« L’invention des ailes » de Sue Monk Kidd

Quatrième de couverture

1803, Caroline du Sud. Fille d’une riche famille de Charleston, Sarah Grimké aspire dès le plus jeune âge à accomplir de grandes choses. Lorsque, pour ses onze ans, sa mère lui offre la petite Handful comme esclave personnelle, Sarah se dresse contre ce système inhumain. Entre les fillettes naît alors une véritable amitié, qui grandit au fil des années. Guidée par ses idéaux mais surtout par son affection pour Handful, Sarah n’abandonnera jamais l’espoir d’affranchir son amie.

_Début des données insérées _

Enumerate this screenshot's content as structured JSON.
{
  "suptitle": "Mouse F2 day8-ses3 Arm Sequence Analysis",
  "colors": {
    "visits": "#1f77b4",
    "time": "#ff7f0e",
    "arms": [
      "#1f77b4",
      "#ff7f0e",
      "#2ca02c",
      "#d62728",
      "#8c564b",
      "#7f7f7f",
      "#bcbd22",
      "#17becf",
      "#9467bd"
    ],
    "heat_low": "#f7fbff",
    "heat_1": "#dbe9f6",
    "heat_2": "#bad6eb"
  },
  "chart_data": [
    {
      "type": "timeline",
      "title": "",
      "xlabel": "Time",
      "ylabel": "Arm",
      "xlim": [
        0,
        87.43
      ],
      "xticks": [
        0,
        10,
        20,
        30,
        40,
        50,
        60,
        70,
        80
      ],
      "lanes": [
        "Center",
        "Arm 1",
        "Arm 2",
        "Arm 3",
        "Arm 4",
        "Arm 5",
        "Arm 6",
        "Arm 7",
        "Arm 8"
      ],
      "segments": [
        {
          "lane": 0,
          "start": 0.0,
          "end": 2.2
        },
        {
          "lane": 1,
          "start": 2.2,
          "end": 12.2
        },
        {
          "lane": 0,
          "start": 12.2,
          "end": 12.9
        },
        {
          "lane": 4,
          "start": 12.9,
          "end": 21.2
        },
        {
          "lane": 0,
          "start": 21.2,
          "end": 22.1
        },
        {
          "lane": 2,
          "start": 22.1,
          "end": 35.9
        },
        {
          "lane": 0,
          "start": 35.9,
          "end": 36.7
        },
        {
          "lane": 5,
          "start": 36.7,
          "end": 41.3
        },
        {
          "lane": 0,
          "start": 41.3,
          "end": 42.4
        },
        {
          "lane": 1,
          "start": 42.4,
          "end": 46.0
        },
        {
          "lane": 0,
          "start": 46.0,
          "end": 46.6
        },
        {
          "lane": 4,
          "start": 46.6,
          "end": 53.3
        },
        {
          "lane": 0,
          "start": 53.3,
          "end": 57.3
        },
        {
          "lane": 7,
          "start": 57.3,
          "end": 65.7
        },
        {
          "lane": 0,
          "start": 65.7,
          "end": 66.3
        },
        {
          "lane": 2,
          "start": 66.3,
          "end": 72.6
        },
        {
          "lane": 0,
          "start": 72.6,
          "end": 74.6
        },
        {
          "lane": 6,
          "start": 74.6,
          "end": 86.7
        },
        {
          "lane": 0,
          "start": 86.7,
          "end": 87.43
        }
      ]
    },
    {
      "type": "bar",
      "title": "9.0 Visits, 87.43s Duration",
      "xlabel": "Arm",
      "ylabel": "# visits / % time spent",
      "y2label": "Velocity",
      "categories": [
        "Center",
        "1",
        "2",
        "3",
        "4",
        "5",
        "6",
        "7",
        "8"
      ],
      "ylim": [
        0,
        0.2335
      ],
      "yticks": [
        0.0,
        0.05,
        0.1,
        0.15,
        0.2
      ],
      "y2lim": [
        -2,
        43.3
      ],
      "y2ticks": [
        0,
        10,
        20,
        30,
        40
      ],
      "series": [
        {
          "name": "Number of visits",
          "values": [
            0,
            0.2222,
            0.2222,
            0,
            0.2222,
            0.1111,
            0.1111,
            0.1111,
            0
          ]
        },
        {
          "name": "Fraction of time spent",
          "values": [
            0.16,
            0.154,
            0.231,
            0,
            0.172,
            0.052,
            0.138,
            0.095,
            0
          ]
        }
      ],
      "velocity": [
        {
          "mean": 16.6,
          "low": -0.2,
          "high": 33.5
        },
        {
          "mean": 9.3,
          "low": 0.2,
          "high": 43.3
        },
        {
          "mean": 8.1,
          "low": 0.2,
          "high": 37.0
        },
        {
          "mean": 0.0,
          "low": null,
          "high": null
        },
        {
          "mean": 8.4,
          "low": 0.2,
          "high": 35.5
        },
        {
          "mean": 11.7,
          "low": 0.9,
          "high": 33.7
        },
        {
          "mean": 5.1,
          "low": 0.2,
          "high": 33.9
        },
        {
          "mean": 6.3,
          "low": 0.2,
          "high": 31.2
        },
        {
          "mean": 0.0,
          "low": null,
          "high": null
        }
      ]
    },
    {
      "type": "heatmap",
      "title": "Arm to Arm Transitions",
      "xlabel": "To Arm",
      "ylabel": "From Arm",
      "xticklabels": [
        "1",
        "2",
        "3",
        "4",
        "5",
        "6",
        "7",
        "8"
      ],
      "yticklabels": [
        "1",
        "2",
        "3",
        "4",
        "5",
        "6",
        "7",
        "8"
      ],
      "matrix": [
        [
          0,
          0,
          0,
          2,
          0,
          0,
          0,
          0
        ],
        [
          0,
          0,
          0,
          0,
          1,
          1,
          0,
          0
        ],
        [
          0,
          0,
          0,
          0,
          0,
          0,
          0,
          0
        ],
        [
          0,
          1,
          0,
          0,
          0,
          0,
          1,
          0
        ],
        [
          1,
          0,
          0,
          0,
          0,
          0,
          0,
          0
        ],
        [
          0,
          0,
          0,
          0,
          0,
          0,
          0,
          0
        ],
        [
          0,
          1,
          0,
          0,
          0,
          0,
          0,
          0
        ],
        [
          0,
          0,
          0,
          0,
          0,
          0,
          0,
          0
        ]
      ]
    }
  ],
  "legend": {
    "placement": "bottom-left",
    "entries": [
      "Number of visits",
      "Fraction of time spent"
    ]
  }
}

Superbe ode à la liberté et au courage, L’Invention des ailes dépeint les destins entrecroisés de deux personnages inoubliables, à la force de caractère incroyable, unis par le même profond désir d’indépendance.

Mon opinion

★★★★★

___Dans une passionnante postface d’une dizaine de pages, l’auteure du « Secret des abeilles » revient sur la genèse de ce nouveau roman. Elle explique comment, au cours d’une visite au Brooklyn Museum, elle est ainsi tombée par hasard sur les noms de Sarah et Angelina Grimké, noyés au milieu de ceux de neuf cent quatre-vingt-dix-neuf femmes ayant grandement contribué à écrire l’histoire. Sue Monk Kidd s’étonne alors de ne jamais avoir entendu parler de ces deux soeurs, pourtant originaires de Charleston, en Caroline du Sud, la ville dans laquelle elle vivait à l’époque.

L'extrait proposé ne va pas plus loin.